Piątkowa konferencja szpicy reżimu Tuska, z udziałem samego przywódcy, celnie została nazwana Putinadą.
Te sceny bez wątpienia zostaną zapamiętane. W takim stylu rządzą, tak rozstawiają ludzi, tak się napawają ich upokorzeniem, tak motywują do represji, Łukaszenka i Putin:
Ponury mamy czas, kryminalną władzę, która rządzi pałką i bezprawnymi „uchwałami i wytycznymi”. Władzę, która w czasie wojennym i w obliczu potężnych zagrożeń dla bezpieczeństwa państwa z każdej właściwie strony, rzuca co najmniej 200 funkcjonariuszy państwa by dopadli co najmniej 60 ludzi opozycji.
Normy skazań, listę winnych przywódca reżimu już określił - zadaniem upokorzonych publicznie ministrów jest znalezienie lub wyprodukowanie dowodów. Mają to zrobić działając w sposób „skoordynowany”, cokolwiek to oznacza. Dziecko rozumie, o co chodzi. O to, że zwykłe trałowe przeszukania, areszty wydobywcze i nawet tortury nie przyniosły pożądanego efektu.

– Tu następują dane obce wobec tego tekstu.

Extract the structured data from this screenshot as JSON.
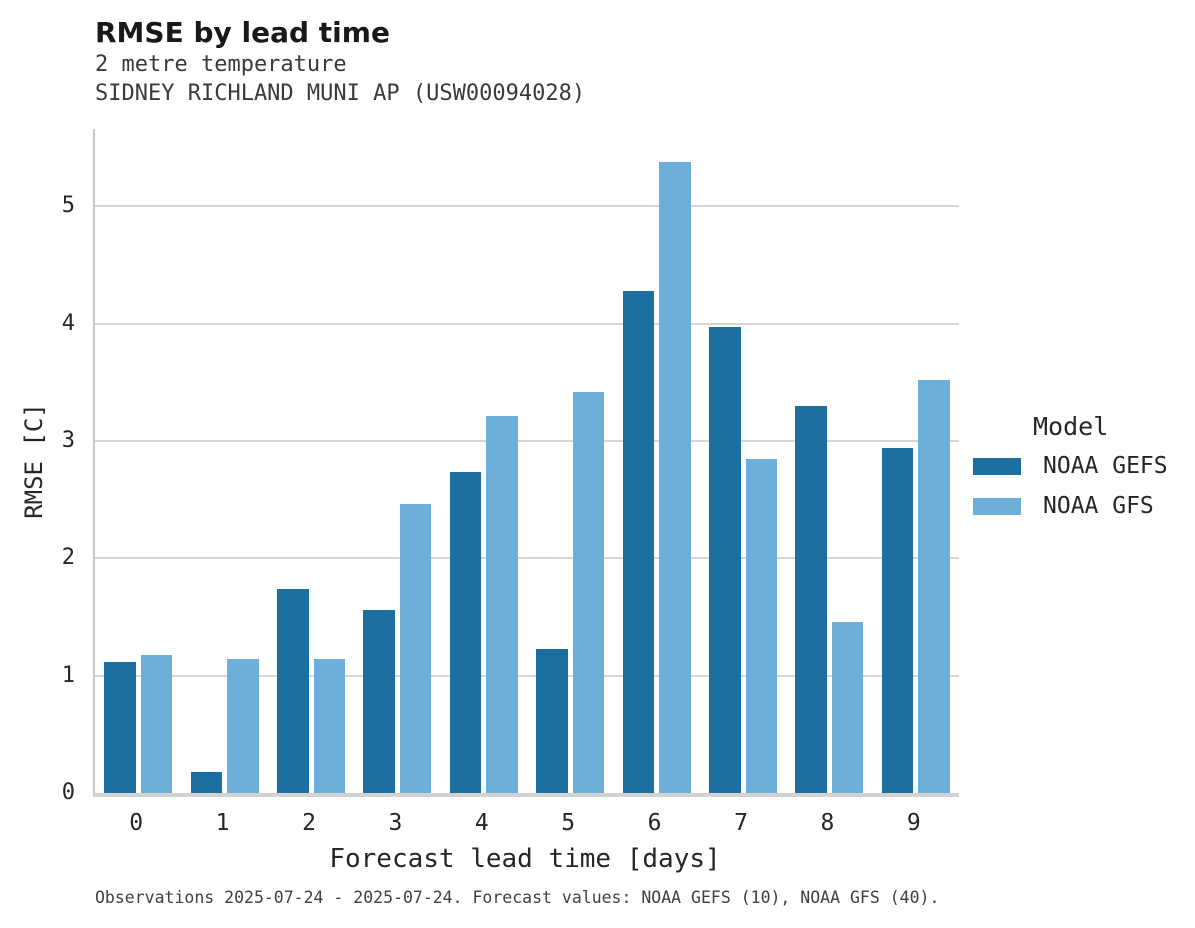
{
  "header": {
    "title": "RMSE by lead time",
    "subtitle": "2 metre temperature",
    "station": "SIDNEY RICHLAND MUNI AP (USW00094028)"
  },
  "chart_data": {
    "type": "bar",
    "categories": [
      "0",
      "1",
      "2",
      "3",
      "4",
      "5",
      "6",
      "7",
      "8",
      "9"
    ],
    "series": [
      {
        "name": "NOAA GEFS",
        "color": "#1B6FA0",
        "values": [
          1.12,
          0.18,
          1.74,
          1.56,
          2.74,
          1.23,
          4.28,
          3.97,
          3.3,
          2.94
        ]
      },
      {
        "name": "NOAA GFS",
        "color": "#6CB0D9",
        "values": [
          1.18,
          1.14,
          1.14,
          2.46,
          3.21,
          3.42,
          5.38,
          2.85,
          1.46,
          3.52
        ]
      }
    ],
    "title": "RMSE by lead time",
    "xlabel": "Forecast lead time [days]",
    "ylabel": "RMSE [C]",
    "ylim": [
      0,
      5.66
    ],
    "yticks": [
      0,
      1,
      2,
      3,
      4,
      5
    ],
    "grid": "horizontal",
    "legend_title": "Model",
    "legend_position": "right"
  },
  "caption": "Observations 2025-07-24 - 2025-07-24. Forecast values: NOAA GEFS (10), NOAA GFS (40)."
}
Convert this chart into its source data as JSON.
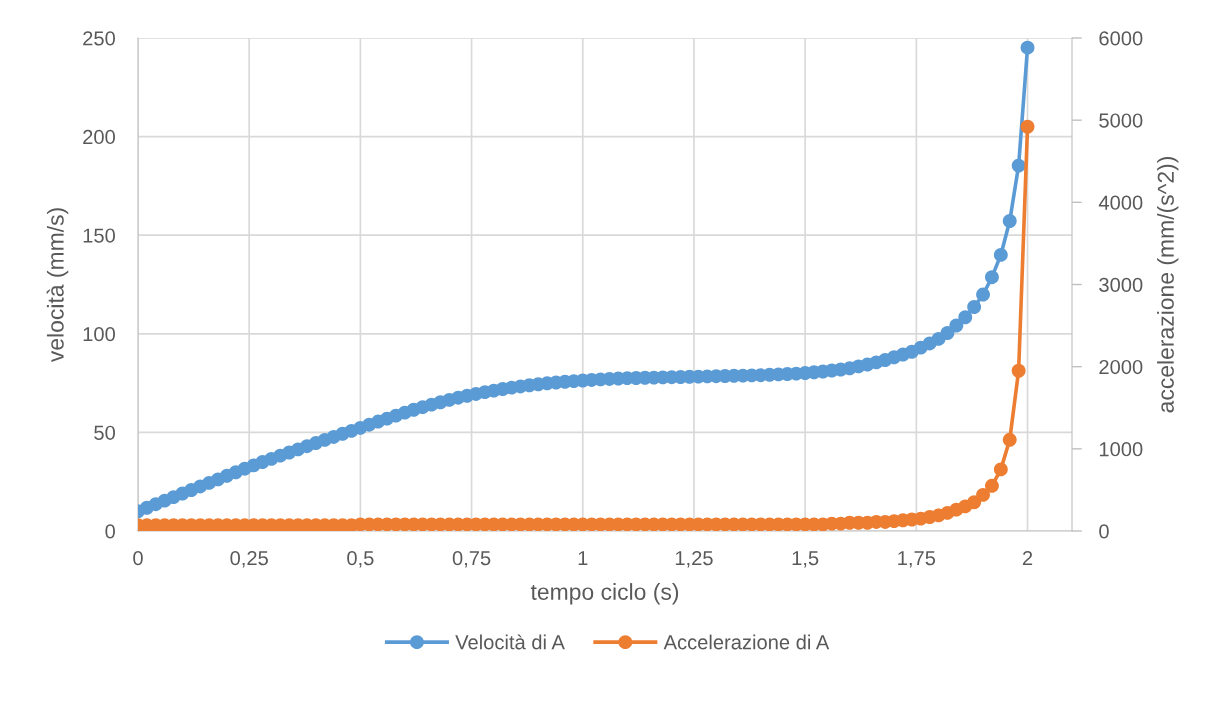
{
  "chart_data": {
    "type": "line",
    "xlabel": "tempo ciclo (s)",
    "ylabel": "velocità (mm/s)",
    "y2label": "accelerazione (mm/(s^2))",
    "x": [
      0,
      0.02,
      0.04,
      0.06,
      0.08,
      0.1,
      0.12,
      0.14,
      0.16,
      0.18,
      0.2,
      0.22,
      0.24,
      0.26,
      0.28,
      0.3,
      0.32,
      0.34,
      0.36,
      0.38,
      0.4,
      0.42,
      0.44,
      0.46,
      0.48,
      0.5,
      0.52,
      0.54,
      0.56,
      0.58,
      0.6,
      0.62,
      0.64,
      0.66,
      0.68,
      0.7,
      0.72,
      0.74,
      0.76,
      0.78,
      0.8,
      0.82,
      0.84,
      0.86,
      0.88,
      0.9,
      0.92,
      0.94,
      0.96,
      0.98,
      1,
      1.02,
      1.04,
      1.06,
      1.08,
      1.1,
      1.12,
      1.14,
      1.16,
      1.18,
      1.2,
      1.22,
      1.24,
      1.26,
      1.28,
      1.3,
      1.32,
      1.34,
      1.36,
      1.38,
      1.4,
      1.42,
      1.44,
      1.46,
      1.48,
      1.5,
      1.52,
      1.54,
      1.56,
      1.58,
      1.6,
      1.62,
      1.64,
      1.66,
      1.68,
      1.7,
      1.72,
      1.74,
      1.76,
      1.78,
      1.8,
      1.82,
      1.84,
      1.86,
      1.88,
      1.9,
      1.92,
      1.94,
      1.96,
      1.98,
      2
    ],
    "series": [
      {
        "name": "Velocità di A",
        "color": "#5b9bd5",
        "values": [
          10.0,
          11.8,
          13.6,
          15.4,
          17.2,
          19.0,
          20.8,
          22.6,
          24.4,
          26.2,
          28.0,
          29.8,
          31.6,
          33.3,
          35.0,
          36.6,
          38.2,
          39.8,
          41.4,
          43.0,
          44.6,
          46.2,
          47.7,
          49.3,
          50.8,
          52.3,
          53.9,
          55.5,
          57.0,
          58.5,
          60.0,
          61.5,
          62.8,
          64.1,
          65.3,
          66.5,
          67.6,
          68.6,
          69.5,
          70.4,
          71.2,
          72.0,
          72.7,
          73.3,
          73.9,
          74.4,
          74.9,
          75.3,
          75.7,
          76.0,
          76.3,
          76.6,
          76.9,
          77.1,
          77.3,
          77.5,
          77.6,
          77.7,
          77.8,
          77.9,
          78.0,
          78.1,
          78.2,
          78.3,
          78.4,
          78.5,
          78.6,
          78.7,
          78.8,
          78.9,
          79.0,
          79.2,
          79.4,
          79.6,
          79.8,
          80.1,
          80.5,
          80.9,
          81.4,
          81.9,
          82.5,
          83.5,
          84.4,
          85.5,
          86.7,
          88.1,
          89.5,
          90.9,
          93.0,
          95.1,
          97.4,
          100.4,
          104.2,
          108.4,
          113.6,
          119.9,
          128.7,
          140.0,
          157.2,
          185.3,
          245.1
        ]
      },
      {
        "name": "Accelerazione di A",
        "color": "#ed7d31",
        "axis": "y2",
        "values": [
          70,
          70,
          70,
          70,
          70,
          70,
          70,
          70,
          70,
          70,
          70,
          70,
          70,
          70,
          70,
          70,
          70,
          70,
          70,
          70,
          70,
          70,
          70,
          70,
          70,
          80,
          80,
          80,
          80,
          80,
          80,
          80,
          80,
          80,
          80,
          80,
          80,
          80,
          80,
          80,
          80,
          80,
          80,
          80,
          80,
          80,
          80,
          80,
          80,
          80,
          80,
          80,
          80,
          80,
          80,
          80,
          80,
          80,
          80,
          80,
          80,
          80,
          80,
          80,
          80,
          80,
          80,
          80,
          80,
          80,
          80,
          80,
          80,
          80,
          80,
          80,
          80,
          80,
          90,
          90,
          100,
          100,
          100,
          110,
          110,
          120,
          130,
          140,
          150,
          170,
          190,
          220,
          260,
          300,
          350,
          440,
          550,
          750,
          1110,
          1950,
          4920
        ]
      }
    ],
    "xlim": [
      0,
      2.1
    ],
    "xticks": [
      0,
      {
        "value": 0.25,
        "label": "0,25"
      },
      {
        "value": 0.5,
        "label": "0,5"
      },
      {
        "value": 0.75,
        "label": "0,75"
      },
      1,
      {
        "value": 1.25,
        "label": "1,25"
      },
      {
        "value": 1.5,
        "label": "1,5"
      },
      {
        "value": 1.75,
        "label": "1,75"
      },
      2
    ],
    "ylim": [
      0,
      250
    ],
    "yticks": [
      0,
      50,
      100,
      150,
      200,
      250
    ],
    "y2lim": [
      0,
      6000
    ],
    "y2ticks": [
      0,
      1000,
      2000,
      3000,
      4000,
      5000,
      6000
    ],
    "grid": true,
    "legend": "bottom",
    "marker": "circle",
    "line_style": "solid"
  }
}
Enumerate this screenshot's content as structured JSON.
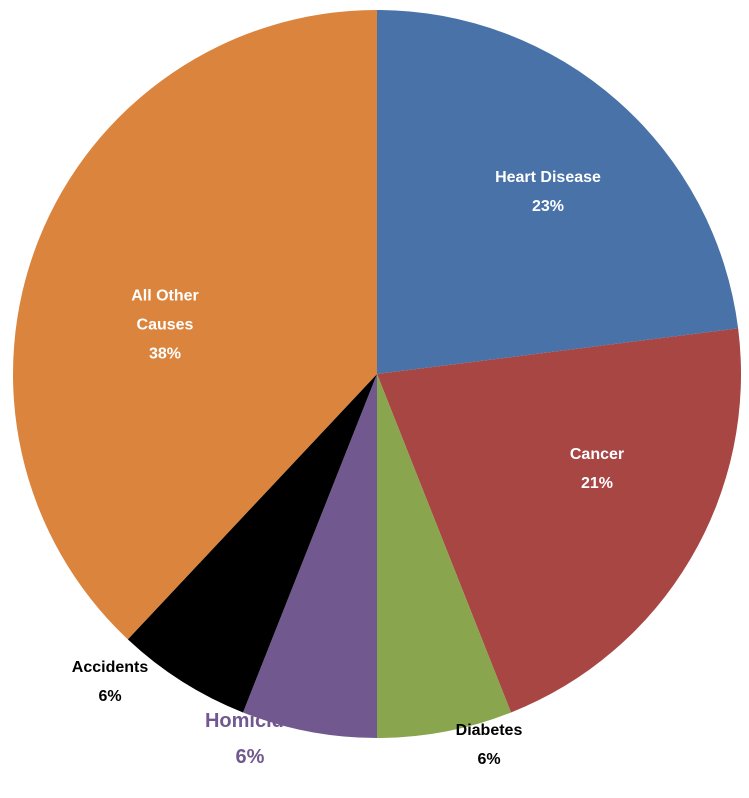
{
  "chart_data": {
    "type": "pie",
    "categories": [
      "Heart Disease",
      "Cancer",
      "Diabetes",
      "Homicide",
      "Accidents",
      "All Other Causes"
    ],
    "values": [
      23,
      21,
      6,
      6,
      6,
      38
    ],
    "value_labels": [
      "23%",
      "21%",
      "6%",
      "6%",
      "6%",
      "38%"
    ],
    "colors": [
      "#4872a8",
      "#a84644",
      "#89a54e",
      "#71598f",
      "#000000",
      "#db843d"
    ]
  }
}
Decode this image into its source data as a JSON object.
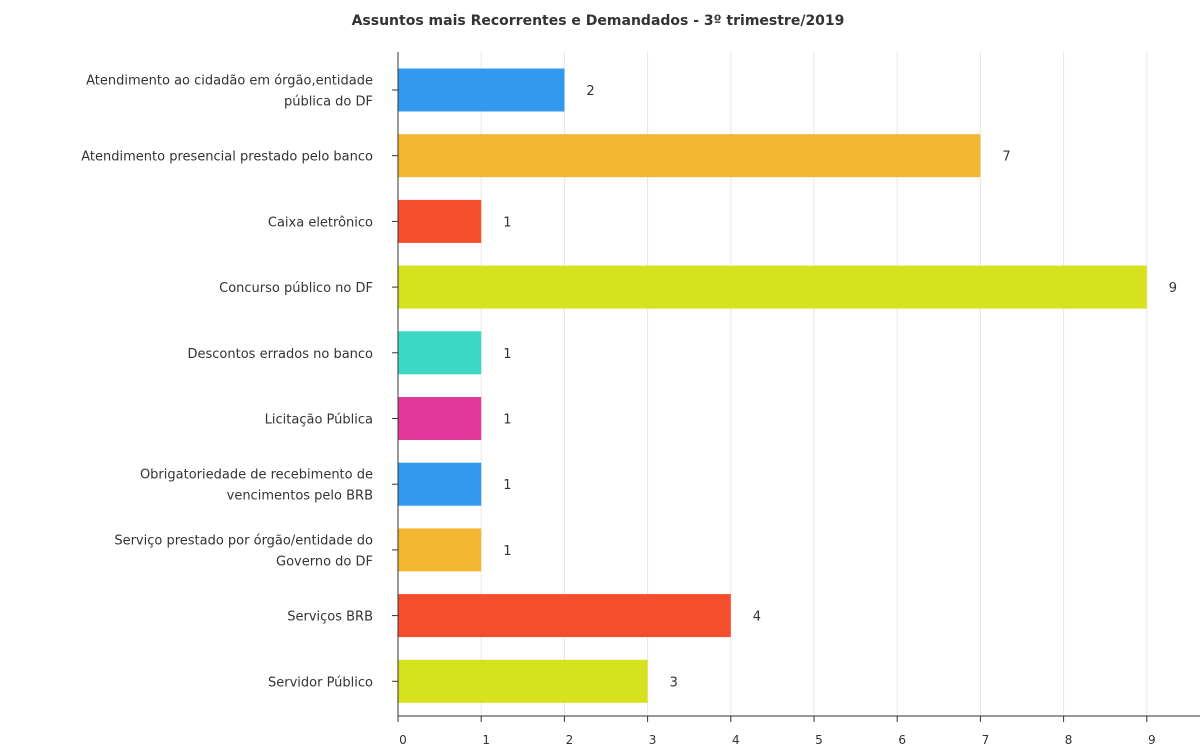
{
  "chart_data": {
    "type": "bar",
    "orientation": "horizontal",
    "title": "Assuntos mais Recorrentes e Demandados - 3º trimestre/2019",
    "xlabel": "",
    "ylabel": "",
    "xlim": [
      0,
      9.5
    ],
    "ticks": [
      "0",
      "1",
      "2",
      "3",
      "4",
      "5",
      "6",
      "7",
      "8",
      "9"
    ],
    "grid": true,
    "legend": "none",
    "categories": [
      [
        "Atendimento ao cidadão em órgão,entidade",
        "pública do DF"
      ],
      [
        "Atendimento presencial prestado pelo banco"
      ],
      [
        "Caixa eletrônico"
      ],
      [
        "Concurso público no DF"
      ],
      [
        "Descontos errados no banco"
      ],
      [
        "Licitação Pública"
      ],
      [
        "Obrigatoriedade de recebimento de",
        "vencimentos pelo BRB"
      ],
      [
        "Serviço prestado por órgão/entidade do",
        "Governo do DF"
      ],
      [
        "Serviços BRB"
      ],
      [
        "Servidor Público"
      ]
    ],
    "values": [
      2,
      7,
      1,
      9,
      1,
      1,
      1,
      1,
      4,
      3
    ],
    "colors": [
      "#3399ee",
      "#f2b632",
      "#f44e2c",
      "#d6e21e",
      "#3dd8c4",
      "#e0399a",
      "#3399ee",
      "#f2b632",
      "#f44e2c",
      "#d6e21e"
    ]
  }
}
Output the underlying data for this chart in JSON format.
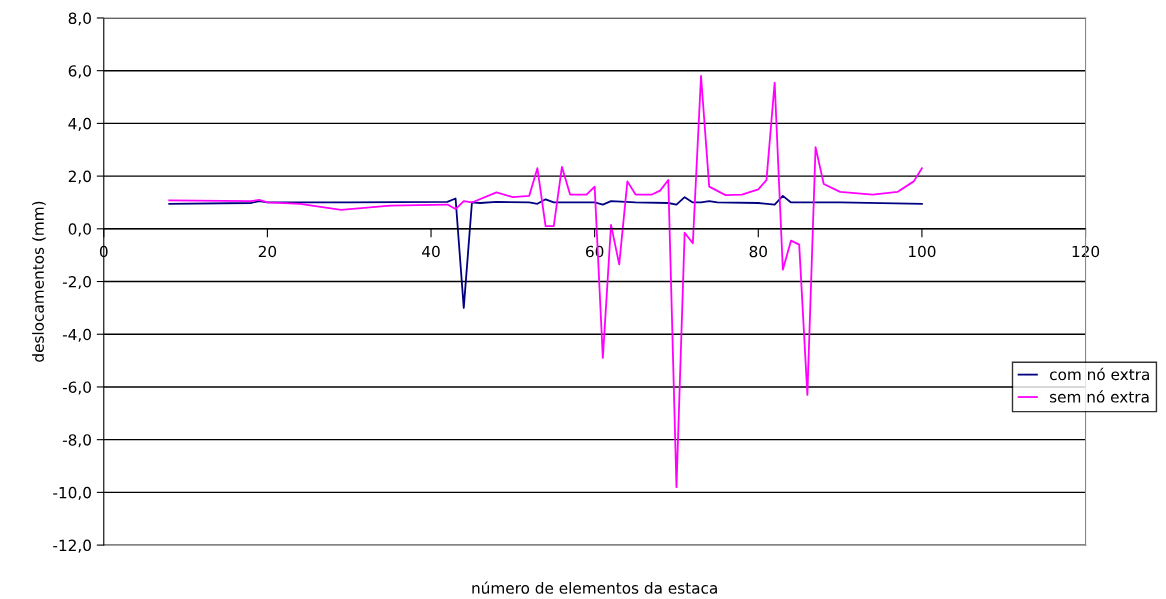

Żadnego pisowca na kradzieży nie złapano, publiczność słyszy o takich „zbrodniach” jak organizowanie pikników rodzinnych i wojskowych, przekazaniu pieniędzy także na pozarządowe organizacje konserwatywne, reklamach także w mediach konserwatywnych i ściąganiu węgla na zimę w obliczu wojny.
Reżim już wie, że w tej akcji politycznej zemsty nie da się utrzymać nawet pozorów praworządności. Legalnie nie mogą zamknąć nikogo, przy dziwnych ustawkach sądowych mogą co najwyżej potorturować księdza i dwie urzędniczki, a z ochoczą pomocą Marszałka Sejmu godzącego się na rolę hycla wygarnąć i wsadzić za kraty kilku posłów opozycji. Żaden przekonujący obraz „rozliczenia” z tego jednak się nie wyłania i wyłonić nie może. Stąd ucieczka do przodu: bełkotliwa i pozaprawna teza o jakimś „układzie zamkniętym” ekipy pisowskiej.
Pan premier (przypomnę, że jego politycznym wychowankiem jest Sławomir Nowak, który zaszokował biegłością w schematach korupcyjnych i zachłannością nawet Ukraińców) liczyć też nie umie: twierdzi, że jest na tropie 100 miliardów złotych. Słusznie zauważają komentatorzy: skoro pisowcy tak podobno kradli, to dlaczego wtedy pieniądze na wszystko były, a za tej, ponoć tak uczciwej władzy, już znowu nie ma?
W istocie chodzi o to, by normalną działalność polityczną i normalne rządzenie krajem uznać za przestępstwo i wyciąć konkurencję przed wyborami prezydenckimi, zamknąć usta krytykom nieudolnej, oszukańczej władzy. To można zrobić tylko przez odejście od nawet pozorów praworządności i wprowadzenie do systemu prawnego „trojek”, znanych zresztą ze strasznych kart historii. Tam też władca ogłaszał normy skazanych - i tamtejsi prokuratorzy i śledczy wyniki dowozili.
Czasy inne, skala inna, wyroki inne ale podejście niepokojąco podobne. Mam wrażenie, że wczoraj poszły wytyczne, że dość tej zabawy, że trzeba sięgnąć po metody „bezpośredniego nacisku fizycznego”, prowokacji, fałszowania dowodów.
Premier daje śledczym szczegółowe wytyczne, premier dopinguje prokuratorów, premier popędza Państwową Komisję Wyborczą, by szybciej odebrała finansowanie publiczne głównej partii opozycyjnej.
Jak to nazwiecie? Praworządnością?
Kpiny.
Gdy to wszystko wycisnąć zostaje jeden zarzut wobec poprzedników: dbanie o Polskę i Polaków. Z punktu widzenia Moskwy i Berlina oczywiste przestępstwo. Dlaczego jednak tak na to patrzy też „polska” władza?
Wiecie państwo sami. Wiecie, z czyjego nadania są ci ludzie.